Homewrecked homepage

Parece oficial que a humanidade tem vindo a assistir a um infindável número de falecimentos de instituições consideradas fundamentais. Agora, segundo os números do recente relatório do The New York Times, podemos também estar a assistir aos últimos suspiros da homepage.

Num desorientado mundo de redes interligadas pela privilegiada internet, o número de visitas directas às páginas mediáticas tem vindo a reduzir. O leitor, ao invés de se sentir atraído para a homepage do “Público” ou do “I”, é hoje assaltado por informação digerida pelo FaceTwitterTumblrReddit e escolhe clicar em hiperligações que o conduzem a uma base de dados enorme de notícias, sem a cansativa caracterização do site A ou B.
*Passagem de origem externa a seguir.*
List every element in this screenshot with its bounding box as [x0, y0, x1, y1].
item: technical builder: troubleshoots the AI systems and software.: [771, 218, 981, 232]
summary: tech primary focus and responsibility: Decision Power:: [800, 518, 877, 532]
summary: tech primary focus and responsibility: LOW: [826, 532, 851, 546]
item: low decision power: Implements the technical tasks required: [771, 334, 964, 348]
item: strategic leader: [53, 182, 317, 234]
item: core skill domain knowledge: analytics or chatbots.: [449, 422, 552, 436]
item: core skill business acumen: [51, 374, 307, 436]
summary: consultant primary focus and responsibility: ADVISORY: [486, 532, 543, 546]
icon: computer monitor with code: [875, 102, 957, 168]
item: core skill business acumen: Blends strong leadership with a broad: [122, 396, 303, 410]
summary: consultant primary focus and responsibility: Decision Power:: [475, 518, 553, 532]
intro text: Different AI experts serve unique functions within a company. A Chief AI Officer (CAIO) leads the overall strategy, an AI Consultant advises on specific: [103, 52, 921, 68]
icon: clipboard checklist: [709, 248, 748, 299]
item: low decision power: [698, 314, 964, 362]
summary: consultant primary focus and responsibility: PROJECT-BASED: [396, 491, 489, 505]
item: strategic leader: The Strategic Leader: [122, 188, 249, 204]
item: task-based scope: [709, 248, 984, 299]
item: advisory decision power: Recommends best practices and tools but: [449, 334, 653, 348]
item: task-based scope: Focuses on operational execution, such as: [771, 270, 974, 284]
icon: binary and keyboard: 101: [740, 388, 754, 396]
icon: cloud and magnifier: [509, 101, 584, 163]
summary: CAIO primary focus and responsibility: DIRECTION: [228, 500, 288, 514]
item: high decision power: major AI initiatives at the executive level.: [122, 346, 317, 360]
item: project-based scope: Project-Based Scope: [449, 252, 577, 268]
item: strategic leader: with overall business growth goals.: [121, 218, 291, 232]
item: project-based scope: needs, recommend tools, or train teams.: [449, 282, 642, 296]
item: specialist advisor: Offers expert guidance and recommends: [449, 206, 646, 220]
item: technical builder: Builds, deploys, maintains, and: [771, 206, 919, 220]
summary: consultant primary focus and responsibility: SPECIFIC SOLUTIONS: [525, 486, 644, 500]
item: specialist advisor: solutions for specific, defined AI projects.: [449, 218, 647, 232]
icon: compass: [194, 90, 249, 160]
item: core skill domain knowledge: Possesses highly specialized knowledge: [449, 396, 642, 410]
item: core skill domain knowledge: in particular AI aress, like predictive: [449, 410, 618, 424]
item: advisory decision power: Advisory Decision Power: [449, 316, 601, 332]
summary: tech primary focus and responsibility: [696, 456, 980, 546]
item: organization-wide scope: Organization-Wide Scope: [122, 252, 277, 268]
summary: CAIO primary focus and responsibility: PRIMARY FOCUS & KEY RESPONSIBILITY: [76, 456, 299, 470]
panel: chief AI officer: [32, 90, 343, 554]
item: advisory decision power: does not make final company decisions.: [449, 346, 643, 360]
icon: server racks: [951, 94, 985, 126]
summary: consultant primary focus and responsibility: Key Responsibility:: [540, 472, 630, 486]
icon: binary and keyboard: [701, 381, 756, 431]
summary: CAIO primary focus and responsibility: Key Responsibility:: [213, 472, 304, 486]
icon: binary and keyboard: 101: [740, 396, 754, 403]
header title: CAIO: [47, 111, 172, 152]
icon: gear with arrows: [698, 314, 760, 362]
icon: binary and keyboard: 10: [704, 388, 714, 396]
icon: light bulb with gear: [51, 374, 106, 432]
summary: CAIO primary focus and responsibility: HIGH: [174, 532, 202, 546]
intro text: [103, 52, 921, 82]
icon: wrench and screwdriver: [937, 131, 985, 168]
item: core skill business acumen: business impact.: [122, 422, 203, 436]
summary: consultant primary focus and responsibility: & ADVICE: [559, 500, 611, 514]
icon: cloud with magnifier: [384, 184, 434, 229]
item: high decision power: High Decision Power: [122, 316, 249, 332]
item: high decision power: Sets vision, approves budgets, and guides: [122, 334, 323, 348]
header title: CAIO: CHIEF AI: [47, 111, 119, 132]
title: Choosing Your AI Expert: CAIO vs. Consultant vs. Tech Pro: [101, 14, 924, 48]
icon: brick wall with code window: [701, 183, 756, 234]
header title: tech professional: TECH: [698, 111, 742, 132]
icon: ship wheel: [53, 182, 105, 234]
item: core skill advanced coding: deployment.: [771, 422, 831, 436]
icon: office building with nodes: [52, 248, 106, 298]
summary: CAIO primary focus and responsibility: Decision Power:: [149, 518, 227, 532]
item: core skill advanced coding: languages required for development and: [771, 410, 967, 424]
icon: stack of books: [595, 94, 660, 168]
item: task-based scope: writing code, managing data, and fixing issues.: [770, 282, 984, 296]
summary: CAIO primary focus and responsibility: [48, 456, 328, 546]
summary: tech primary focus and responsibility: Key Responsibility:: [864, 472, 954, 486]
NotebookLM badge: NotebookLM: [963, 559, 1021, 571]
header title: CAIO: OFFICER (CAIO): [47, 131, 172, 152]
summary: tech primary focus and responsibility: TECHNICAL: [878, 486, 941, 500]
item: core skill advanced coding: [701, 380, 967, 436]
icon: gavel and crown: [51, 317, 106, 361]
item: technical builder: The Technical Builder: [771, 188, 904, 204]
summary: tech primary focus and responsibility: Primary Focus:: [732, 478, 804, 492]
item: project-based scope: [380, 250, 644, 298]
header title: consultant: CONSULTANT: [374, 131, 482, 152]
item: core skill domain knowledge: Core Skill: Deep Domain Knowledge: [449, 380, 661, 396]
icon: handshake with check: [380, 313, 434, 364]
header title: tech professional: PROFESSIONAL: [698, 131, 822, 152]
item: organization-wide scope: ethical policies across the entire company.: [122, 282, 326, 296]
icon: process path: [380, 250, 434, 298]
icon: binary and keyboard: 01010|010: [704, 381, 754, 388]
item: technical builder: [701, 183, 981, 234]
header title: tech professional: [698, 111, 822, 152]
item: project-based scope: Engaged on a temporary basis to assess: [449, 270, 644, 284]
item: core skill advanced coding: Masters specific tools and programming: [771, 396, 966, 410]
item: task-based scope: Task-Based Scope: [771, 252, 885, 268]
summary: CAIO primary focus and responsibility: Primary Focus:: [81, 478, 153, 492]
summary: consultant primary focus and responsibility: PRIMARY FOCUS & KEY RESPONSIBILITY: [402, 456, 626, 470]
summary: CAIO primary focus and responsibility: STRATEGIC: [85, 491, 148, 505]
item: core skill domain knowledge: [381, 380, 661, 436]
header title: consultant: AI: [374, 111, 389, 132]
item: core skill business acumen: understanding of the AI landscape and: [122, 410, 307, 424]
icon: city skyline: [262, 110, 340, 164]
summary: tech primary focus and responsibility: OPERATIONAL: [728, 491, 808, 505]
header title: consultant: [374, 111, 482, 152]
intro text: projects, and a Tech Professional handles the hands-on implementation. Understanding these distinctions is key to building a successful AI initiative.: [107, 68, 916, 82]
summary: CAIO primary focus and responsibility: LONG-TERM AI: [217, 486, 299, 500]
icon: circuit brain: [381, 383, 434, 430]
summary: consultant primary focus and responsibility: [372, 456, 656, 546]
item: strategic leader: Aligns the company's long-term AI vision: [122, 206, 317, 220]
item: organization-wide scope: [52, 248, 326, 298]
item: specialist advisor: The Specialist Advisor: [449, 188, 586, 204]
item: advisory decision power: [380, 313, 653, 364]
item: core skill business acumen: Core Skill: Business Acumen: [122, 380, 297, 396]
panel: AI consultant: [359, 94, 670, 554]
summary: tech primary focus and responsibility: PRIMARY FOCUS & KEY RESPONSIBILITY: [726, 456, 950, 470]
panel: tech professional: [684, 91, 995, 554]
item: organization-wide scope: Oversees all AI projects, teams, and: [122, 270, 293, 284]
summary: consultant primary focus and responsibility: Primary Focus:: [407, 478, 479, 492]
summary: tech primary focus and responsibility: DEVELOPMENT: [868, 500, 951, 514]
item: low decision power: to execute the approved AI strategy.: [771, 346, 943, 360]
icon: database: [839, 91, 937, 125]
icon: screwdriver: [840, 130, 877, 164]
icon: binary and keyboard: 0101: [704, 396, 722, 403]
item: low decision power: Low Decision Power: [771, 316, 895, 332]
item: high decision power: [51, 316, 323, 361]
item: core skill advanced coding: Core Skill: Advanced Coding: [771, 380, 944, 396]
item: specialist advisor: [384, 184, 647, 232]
No futuro, ao que tudo indica, os sites de grupos de média serão apenas bares nos quais famintos consumidores procurarão adquirir pequenas porções informativas. O tempo das alianças eternas acabou: interessa clicar na rapidez percepcionada do que se gosta e ler listas, ver gráficos, admirar a comédia existente em Cat lols e viver desse entretenimento.

Isto significa que o jornalismo de qualidade – que depende de tempo que o utilizador saltimbanco não possui – talvez deva passar a ser relegado a algumas plataformas que se especializem apenas e só em longform. O mesmo poderá acontecer com perfis ou reportagens, a não ser que consigam mostrar um lado da Miley Cyrus que TMZ, Perez Hilton e Instagram ainda não conseguiram vislumbrar.

As notícias consideradas relevantes para a percepção pública dos problemas actuais passarão a ser notas de rodapé mal estilizado com design pouco atractivo. A não ser que se apostem em títulos que capturam a atenção preguiçosa do olho vivo, podemos inclusivamente viver num mundo criado por risos, flashes, celebridades, blogs de séries televisivas e todo esse consagrado universo escapatório.

Segundo Derek Thompson, os profissionais de média são hoje criativos do cluster e da capacidade de caçar consumidores sedentos de novidade em stream de autoestrada: Even within hard news stories, we see clustering around headline tropes (“You Won’t Believe…”; “… in 1 Graph”; “X-Number Things You Y-Verb”) across many different sites that should ostensibly be serving different audiences. When you know what works, you do it again and again.”

Again and again, para sempre, num vórtex de repetição, luzes, som e ininterruptamente insana clicagem virtual. Pode ter efeitos positivos, como a criação de consumidores que conseguem perceber de onde vem a qualidade de um rol disperso de hiperligações chamativas; ou pode ter efeito contrário, servindo como ingrediente para o fim do debate informado e, subsequentemente, do conhecimento necessário para se viver numa democracia clara.